Dataset Classes

class datasets.DatasetBase(*args, **kwargs)[source]

Base class for storing datasets that can be readily used for training.

inputs

A list that contains the networks’ inputs, ready to be called by the model. All pre-treatment must be done beforehand or during class initialization.

output

A list that contains the expected outputs for training or validation. They should also be ready to be read by the loss function to be used.

to(device: device)[source]

Method for changing the input and output tensors’ device.

Parameters:

device – A th.device.

report() str[source]

See report().

class datasets.HASYv2Dataset(**kwargs)[source]

Dataset class for preparing HASYv2Dataset data for network training.

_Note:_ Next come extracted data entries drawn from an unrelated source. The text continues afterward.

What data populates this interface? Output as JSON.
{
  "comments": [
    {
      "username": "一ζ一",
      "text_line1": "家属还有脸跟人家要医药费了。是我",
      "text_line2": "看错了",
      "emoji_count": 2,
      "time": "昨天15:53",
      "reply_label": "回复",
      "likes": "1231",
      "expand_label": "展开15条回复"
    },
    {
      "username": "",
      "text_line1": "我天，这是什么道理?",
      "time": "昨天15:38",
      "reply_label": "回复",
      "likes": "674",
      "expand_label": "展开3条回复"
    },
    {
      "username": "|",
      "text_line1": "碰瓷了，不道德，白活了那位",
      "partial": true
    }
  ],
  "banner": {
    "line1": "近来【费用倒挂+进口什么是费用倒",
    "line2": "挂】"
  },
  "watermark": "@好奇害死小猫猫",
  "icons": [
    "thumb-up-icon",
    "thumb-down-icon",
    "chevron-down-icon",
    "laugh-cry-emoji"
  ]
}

Note that initializing the class won’t load the data into it just yet. One of the specialized methods needs to be called for that.

cross_val(fold: int, train: bool, dataset: HASYv2Dataset = None)[source]

Method for loading data from one fold to the dataset class.

Parameters:
  • fold – The number of the fold (1 to 10).

  • train – Whether we want to load the training or the validation (test) data from the corresponding fold.

  • dataset – Another HASYv2Dataset object containing the entirety of the data (generated through the for_colab() method). This is needed when the dataset’s individual images are not locally available (like in GoogleDrive). This method will then use this base dataset instead of trying to find the files locally.

for_colab()[source]

Loads the entirety of the dataset into one single class instance.

This is useful for passing the complete dataset around without having to move all of the 160,000+ image files. This is of course particularly useful for training models in Google Colab, since uploading the raw dataset to Google Drive has failed several times.

This function will automatically save the full HASYv2Dataset class in the Dataset’s base directory (self.path["base"]) as “colab_dataset.pkl”, a pickle.